Basically, the outcome of the election was hardly a surprise. Meloni and her “brothers of Italy” had grown too much in recent years. Most recently, they were the only significant opposition party to benefit from all the dissatisfied people from the Corona and war months, who flocked to them from other parties in droves.
Above all, the Lega, until a few months ago still the strongest force on the right-wing fringe, lost credibility enormously: Because on the one hand, as the governing party, it had to support Prime Minister Mario Draghi’s course – on the other hand, party leader Matteo Salvini kept blustering about the measures in accordance with his populist nature. The fall to single-digit values - only three years after a result of more than 34 percent in the 2019 European elections – brought Salvini into great difficulties within the party.
So Meloni. It wasn’t her turn yet, many Italians thought. Four former prime ministers were active in this election campaign, all of whom had failed with their governments at least once in the past few years. And even Draghi, who was well respected at home and abroad, fell. Then it should just try Meloni, said some Italians succinctly. After a year or two, they too will be replaced anyway, others think.
In the capitals of the continent, people look at Rome less relaxed. Just at a time when European unity is required in the fight against Kremlin chief Vladimir Putin and against the exploding energy costs as a result of the Ukraine war, some fear that Italy will backtrack. Meloni’s victory was “worrying,” said Katharina Barley (SPD), Vice-President of the EU Parliament, the “world”.
Meloni is an EU skeptic and only complained about the “bureaucrats in Brussels” in June. She criticizes the EU Commission’s sanctions against Hungary and Poland. She is friends with Hungary’s Prime Minister Viktor Orban, and the Polish PiS party is in a parliamentary group with the Fratelli in the European Parliament. Poland’s Prime Minister Mateusz Morawiecki congratulated him that night.

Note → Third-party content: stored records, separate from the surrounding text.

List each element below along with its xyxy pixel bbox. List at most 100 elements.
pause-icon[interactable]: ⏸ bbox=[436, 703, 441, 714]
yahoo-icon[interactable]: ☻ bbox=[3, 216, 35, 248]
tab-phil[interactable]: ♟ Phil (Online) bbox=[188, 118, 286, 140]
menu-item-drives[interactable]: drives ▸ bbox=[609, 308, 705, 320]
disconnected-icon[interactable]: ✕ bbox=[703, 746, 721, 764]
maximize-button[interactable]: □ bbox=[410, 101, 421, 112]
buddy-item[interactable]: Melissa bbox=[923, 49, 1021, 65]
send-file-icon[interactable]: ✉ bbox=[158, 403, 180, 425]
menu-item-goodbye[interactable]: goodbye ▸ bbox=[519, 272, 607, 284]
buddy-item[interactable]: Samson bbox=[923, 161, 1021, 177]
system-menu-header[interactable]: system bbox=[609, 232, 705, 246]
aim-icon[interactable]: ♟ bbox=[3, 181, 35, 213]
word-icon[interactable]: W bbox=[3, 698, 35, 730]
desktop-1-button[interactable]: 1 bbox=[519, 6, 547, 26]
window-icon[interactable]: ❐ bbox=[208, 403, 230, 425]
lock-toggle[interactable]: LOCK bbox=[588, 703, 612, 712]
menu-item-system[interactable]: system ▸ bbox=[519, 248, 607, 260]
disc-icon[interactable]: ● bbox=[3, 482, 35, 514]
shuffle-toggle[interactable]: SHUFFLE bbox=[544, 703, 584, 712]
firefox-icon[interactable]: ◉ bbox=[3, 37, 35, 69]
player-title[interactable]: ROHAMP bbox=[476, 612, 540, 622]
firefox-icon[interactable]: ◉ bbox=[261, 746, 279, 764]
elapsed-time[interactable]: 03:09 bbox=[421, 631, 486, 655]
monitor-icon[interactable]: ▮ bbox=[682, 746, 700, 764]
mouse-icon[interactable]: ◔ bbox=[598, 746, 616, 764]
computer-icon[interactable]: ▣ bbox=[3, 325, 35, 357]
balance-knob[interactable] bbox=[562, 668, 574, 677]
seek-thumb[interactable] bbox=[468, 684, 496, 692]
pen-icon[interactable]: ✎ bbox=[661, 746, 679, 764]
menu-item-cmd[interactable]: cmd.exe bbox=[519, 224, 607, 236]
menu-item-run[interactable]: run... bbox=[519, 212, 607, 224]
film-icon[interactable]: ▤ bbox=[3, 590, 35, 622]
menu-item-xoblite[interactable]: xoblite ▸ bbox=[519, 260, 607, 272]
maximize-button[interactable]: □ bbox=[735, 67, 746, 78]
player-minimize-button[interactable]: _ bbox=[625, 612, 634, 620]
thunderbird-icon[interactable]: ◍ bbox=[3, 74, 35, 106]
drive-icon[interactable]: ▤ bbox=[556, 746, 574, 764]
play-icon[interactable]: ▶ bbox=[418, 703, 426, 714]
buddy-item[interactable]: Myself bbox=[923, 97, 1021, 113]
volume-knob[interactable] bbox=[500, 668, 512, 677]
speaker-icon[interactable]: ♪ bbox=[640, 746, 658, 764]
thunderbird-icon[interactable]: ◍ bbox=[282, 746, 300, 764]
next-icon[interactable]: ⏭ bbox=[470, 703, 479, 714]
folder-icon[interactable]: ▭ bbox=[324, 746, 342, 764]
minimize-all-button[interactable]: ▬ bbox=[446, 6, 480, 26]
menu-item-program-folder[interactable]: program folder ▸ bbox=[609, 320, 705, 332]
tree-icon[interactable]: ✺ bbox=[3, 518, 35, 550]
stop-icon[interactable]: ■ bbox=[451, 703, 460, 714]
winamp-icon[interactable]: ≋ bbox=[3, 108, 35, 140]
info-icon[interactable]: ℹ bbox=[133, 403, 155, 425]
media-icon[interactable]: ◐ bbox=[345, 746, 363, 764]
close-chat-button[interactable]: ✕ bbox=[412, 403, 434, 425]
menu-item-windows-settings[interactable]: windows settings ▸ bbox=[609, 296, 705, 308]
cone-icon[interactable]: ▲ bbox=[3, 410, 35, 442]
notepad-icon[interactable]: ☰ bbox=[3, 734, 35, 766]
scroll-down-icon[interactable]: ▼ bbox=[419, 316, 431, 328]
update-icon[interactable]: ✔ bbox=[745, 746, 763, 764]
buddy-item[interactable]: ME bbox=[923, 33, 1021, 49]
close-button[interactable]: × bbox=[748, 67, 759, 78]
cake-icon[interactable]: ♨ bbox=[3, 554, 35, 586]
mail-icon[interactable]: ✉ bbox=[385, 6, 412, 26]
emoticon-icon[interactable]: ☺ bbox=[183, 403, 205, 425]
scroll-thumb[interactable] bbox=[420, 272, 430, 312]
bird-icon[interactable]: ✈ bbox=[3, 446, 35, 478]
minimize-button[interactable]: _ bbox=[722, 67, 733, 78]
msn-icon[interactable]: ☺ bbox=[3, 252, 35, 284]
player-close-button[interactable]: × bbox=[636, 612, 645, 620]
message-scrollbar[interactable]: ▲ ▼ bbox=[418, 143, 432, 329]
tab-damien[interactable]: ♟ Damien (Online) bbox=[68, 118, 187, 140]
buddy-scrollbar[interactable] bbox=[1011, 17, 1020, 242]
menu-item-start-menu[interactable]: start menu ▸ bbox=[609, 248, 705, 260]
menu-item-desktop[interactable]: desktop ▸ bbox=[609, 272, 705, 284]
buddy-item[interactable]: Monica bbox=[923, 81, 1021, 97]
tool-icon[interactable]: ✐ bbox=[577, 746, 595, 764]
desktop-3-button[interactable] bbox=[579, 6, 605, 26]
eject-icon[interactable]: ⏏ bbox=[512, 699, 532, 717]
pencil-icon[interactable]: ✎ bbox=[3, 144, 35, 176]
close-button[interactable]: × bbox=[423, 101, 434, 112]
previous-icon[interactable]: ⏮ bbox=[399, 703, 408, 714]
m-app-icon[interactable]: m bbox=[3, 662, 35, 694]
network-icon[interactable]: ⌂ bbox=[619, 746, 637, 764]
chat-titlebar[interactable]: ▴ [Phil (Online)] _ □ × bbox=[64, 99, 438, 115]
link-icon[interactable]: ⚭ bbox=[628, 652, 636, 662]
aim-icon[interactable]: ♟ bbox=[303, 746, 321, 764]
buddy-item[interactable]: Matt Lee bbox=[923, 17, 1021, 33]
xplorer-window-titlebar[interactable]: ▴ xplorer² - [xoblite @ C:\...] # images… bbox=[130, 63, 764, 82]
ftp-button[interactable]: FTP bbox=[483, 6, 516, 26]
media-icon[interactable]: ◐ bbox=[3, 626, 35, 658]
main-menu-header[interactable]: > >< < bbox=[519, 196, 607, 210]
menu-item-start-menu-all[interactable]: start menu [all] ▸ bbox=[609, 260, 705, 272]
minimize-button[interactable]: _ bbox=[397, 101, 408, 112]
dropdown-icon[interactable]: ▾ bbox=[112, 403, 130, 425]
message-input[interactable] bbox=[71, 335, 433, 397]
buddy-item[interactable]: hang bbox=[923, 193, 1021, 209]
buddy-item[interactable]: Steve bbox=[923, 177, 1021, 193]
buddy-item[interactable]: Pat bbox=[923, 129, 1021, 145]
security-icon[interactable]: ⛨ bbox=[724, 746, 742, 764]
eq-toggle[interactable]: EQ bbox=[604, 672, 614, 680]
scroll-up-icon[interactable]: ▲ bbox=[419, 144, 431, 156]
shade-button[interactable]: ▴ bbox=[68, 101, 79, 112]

Will Italy turn its back on the EU under nationalist Meloni? Or exit the euro? Does the shift to the right blow up the whole Union? The Roman woman called such horror scenarios “nonsense”. To this end, she sent a video clip in August in which she spoke in English, French and Spanish to reassure the European partners. A German video was not included – she had a “certain aversion to Germany,” Meloni wrote in her autobiography.
In the euphoria of victory, the Fratelli party leader announced that she wanted the country to be one and one prime minister for all. Then she says: “We have to be proud again to be Italians.”